BİZDEKİ DİNOZORLAR ADAM OLUNCAYA KADAR
SÖZ gazetesinin okurları olarak inanın çok şanslı durumdasınız. Cuma günü çıkan yazımız, Avrupa Birliği ile müzakereler başlığını taşıyordu.
Bildiğiniz üzere yazılar bir gün önce yazılıyor. Yani Cumanın yazısı Perşembe günü kaleme alınıyor, siz bir gün sonra okuyorsunuz.
O yazının biraz özetlenmesinde yarar var.
Diyorduk ki,
Türkiye’nin Avrupa birliğine katılım mücadelesi 1950 lerden başlıyor. Avrupa Ekonomik Topluluğu ismi ile kurulan birlik, kömür, demir çelik ve buna benzer alanlarda işbirliğini içerir iken, daha sonra Avrupa Ülkelerinin katılımı ile hemen her alanda ciddi birlikteliğe yöneldi ve ismini Avrupa Birliği olarak değiştirdi.

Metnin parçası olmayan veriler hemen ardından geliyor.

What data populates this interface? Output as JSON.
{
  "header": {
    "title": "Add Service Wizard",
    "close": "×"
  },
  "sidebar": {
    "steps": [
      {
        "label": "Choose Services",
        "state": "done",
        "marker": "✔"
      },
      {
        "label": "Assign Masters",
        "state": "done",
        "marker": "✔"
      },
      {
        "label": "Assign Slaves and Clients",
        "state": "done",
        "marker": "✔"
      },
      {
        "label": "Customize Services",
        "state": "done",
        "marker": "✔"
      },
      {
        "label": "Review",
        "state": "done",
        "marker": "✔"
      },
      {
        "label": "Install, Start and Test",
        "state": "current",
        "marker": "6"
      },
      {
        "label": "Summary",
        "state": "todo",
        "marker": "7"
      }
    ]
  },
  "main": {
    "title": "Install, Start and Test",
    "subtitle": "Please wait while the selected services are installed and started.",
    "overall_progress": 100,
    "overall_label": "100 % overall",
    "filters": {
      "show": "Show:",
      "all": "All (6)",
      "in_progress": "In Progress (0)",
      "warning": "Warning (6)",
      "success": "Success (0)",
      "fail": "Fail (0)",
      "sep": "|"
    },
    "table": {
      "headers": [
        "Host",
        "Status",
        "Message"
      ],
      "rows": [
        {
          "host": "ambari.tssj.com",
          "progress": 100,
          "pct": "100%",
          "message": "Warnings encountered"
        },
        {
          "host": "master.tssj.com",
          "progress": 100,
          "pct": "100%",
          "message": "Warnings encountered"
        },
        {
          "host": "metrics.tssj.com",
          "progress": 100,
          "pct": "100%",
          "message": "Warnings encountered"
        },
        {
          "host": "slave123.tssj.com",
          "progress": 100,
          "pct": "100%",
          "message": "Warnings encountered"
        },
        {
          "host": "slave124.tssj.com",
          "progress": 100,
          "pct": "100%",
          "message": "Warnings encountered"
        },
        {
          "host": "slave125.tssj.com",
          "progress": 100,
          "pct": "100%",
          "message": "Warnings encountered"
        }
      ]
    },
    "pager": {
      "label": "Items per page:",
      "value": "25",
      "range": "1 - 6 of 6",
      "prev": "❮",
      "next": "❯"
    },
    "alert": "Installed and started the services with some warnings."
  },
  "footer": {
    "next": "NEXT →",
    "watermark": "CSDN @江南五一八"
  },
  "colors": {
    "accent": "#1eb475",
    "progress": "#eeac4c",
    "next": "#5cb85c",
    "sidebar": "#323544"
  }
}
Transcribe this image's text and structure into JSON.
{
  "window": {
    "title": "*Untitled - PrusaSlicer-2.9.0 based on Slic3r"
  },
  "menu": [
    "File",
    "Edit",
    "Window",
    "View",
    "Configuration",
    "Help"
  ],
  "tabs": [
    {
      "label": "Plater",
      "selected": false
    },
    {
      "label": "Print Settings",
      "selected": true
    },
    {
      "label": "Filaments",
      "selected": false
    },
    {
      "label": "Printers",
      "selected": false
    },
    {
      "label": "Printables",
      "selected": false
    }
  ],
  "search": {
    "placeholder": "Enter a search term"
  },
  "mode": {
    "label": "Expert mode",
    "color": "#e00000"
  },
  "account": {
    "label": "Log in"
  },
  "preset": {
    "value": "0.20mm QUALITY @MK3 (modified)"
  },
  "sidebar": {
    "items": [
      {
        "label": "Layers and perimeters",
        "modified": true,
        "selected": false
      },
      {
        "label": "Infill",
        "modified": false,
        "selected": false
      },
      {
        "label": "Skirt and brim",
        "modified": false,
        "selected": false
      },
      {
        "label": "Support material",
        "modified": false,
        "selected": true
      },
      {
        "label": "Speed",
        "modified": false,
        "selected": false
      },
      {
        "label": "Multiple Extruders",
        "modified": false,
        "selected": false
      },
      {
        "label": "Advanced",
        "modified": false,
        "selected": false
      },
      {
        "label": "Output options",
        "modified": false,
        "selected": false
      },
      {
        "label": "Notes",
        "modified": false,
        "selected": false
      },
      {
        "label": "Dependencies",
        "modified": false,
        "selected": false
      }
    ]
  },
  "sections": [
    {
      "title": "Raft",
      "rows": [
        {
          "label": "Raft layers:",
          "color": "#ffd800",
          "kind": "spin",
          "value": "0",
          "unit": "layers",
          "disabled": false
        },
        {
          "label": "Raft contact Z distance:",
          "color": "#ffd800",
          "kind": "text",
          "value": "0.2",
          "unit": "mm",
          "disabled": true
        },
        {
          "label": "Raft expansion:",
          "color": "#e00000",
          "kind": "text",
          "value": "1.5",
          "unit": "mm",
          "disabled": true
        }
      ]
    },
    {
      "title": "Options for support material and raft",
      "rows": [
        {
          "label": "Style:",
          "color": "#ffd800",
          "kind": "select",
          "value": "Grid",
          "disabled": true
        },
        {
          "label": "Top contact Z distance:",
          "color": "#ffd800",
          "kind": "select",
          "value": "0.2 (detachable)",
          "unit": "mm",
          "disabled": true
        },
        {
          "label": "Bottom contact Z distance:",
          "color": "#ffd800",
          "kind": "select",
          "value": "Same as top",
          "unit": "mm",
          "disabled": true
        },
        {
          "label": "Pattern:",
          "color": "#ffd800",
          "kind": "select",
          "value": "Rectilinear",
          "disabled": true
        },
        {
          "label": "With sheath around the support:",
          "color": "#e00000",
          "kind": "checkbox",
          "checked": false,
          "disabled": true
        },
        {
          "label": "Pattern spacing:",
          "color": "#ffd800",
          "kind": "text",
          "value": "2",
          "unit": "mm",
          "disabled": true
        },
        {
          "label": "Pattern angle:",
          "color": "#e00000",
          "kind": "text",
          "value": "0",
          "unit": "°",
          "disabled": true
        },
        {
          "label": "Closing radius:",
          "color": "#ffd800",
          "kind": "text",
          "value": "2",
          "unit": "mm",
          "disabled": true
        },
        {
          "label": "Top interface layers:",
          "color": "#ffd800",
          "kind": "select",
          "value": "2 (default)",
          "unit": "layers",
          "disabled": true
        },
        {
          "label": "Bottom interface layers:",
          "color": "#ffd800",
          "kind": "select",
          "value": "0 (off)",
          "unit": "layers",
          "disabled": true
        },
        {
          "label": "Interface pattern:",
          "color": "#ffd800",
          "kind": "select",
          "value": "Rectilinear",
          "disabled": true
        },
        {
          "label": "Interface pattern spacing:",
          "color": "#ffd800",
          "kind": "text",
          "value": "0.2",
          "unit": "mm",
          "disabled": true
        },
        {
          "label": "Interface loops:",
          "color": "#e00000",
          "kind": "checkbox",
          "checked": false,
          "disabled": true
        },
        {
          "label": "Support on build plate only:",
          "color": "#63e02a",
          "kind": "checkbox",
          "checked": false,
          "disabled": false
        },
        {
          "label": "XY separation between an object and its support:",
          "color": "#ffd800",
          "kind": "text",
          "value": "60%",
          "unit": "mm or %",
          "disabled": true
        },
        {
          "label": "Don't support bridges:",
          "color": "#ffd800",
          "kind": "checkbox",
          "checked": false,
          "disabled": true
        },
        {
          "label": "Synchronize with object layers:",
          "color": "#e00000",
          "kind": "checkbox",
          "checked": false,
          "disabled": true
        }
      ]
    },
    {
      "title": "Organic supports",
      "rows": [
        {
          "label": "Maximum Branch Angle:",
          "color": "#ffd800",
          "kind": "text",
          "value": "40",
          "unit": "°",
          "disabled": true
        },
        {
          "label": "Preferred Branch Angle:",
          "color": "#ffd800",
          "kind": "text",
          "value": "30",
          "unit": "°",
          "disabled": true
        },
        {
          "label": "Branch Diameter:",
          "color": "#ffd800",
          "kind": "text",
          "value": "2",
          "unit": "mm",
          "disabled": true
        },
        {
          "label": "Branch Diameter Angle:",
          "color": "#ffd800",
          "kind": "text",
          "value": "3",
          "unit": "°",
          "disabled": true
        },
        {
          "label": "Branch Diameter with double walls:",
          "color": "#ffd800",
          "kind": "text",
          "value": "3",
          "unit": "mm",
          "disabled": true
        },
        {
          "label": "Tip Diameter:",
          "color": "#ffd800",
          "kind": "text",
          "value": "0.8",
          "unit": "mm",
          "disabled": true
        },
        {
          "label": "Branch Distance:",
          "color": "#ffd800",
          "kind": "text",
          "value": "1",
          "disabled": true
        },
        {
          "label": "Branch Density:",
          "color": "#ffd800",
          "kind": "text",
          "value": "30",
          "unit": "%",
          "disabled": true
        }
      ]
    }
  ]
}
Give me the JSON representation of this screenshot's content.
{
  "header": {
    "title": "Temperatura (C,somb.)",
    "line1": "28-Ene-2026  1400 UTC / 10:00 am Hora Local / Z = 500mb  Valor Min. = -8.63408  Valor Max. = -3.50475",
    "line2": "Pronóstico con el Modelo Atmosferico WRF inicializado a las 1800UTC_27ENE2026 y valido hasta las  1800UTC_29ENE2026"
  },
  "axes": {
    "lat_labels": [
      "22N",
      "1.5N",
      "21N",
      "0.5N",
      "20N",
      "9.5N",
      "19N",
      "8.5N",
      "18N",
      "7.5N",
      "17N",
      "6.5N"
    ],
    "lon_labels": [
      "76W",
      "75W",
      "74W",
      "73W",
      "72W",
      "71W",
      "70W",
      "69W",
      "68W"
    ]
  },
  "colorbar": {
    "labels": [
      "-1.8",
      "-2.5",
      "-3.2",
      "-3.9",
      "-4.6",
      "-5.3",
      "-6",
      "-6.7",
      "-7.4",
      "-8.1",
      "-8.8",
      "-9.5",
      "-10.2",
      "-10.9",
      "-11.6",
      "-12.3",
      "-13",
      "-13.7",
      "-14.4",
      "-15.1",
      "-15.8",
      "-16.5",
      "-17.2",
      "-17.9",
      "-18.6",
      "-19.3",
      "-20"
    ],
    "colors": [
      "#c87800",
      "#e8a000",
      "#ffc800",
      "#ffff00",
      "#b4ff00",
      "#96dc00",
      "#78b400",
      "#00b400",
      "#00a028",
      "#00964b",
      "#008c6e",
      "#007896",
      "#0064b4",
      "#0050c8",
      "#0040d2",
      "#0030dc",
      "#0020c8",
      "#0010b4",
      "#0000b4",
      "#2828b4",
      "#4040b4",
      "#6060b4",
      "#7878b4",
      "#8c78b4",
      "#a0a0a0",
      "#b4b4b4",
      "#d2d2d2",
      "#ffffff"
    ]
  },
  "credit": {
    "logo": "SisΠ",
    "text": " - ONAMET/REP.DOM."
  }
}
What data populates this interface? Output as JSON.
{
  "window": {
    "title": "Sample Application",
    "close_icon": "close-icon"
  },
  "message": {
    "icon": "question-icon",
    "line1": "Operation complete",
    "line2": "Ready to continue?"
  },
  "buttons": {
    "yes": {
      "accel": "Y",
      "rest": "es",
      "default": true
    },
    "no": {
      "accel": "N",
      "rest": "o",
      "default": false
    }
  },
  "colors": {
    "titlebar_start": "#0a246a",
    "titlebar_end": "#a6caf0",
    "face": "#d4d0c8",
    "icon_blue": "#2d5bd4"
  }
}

Avrupa Birliği ismini aldıktan sonra örgüt, birlikteliğin salt ekonomi ile sınırlı kalmasının artık mümkün olmadığını gördü ve kıtanın her alanda işbirliğini içeren siyasi niteliğe dönüştü.
AB liği, ABD, Rusya Federasyonu, uzak doğuda Hindu Çin(Çin-Hindistan) yanında dünyanın dört güç odağından birisidir. Bu "merkez" ülkeler, "mihver" ülkelerle birlikte mütalaa edildiğinde, dünya güç odaklarının dört eksende toplandığını görüyoruz. Türkiye bu merkezlerden birisi olan AB liğine katılım için Sayın Başbakanın dediği gibi 50 yıldır mücadele veriyor.
Türkiye ekonomik olarak güçlendikçe, ülkemiz insanının AB liğine katılma yolundaki isteğinde belirgin düşüş yaşanmaya başladı.
Demek ki biz AB liğini bir iş ve aş kapısı olarak görmüşüz.
Ben AB liğinin dünya insanlığına haklar ve hürriyetler bağlamında kazandırmış olduklarına dikkat çektim. Ekonomimiz AB liği ile yarışır hale gelmiş olsa bile, bu birliğin insan hakları ve hürriyetler bağlamında sahip olduklarını bütünü ile elde etmeden, o yöne sırt çevirmemizin asla doğru olmadığını düşünüyorum dedim.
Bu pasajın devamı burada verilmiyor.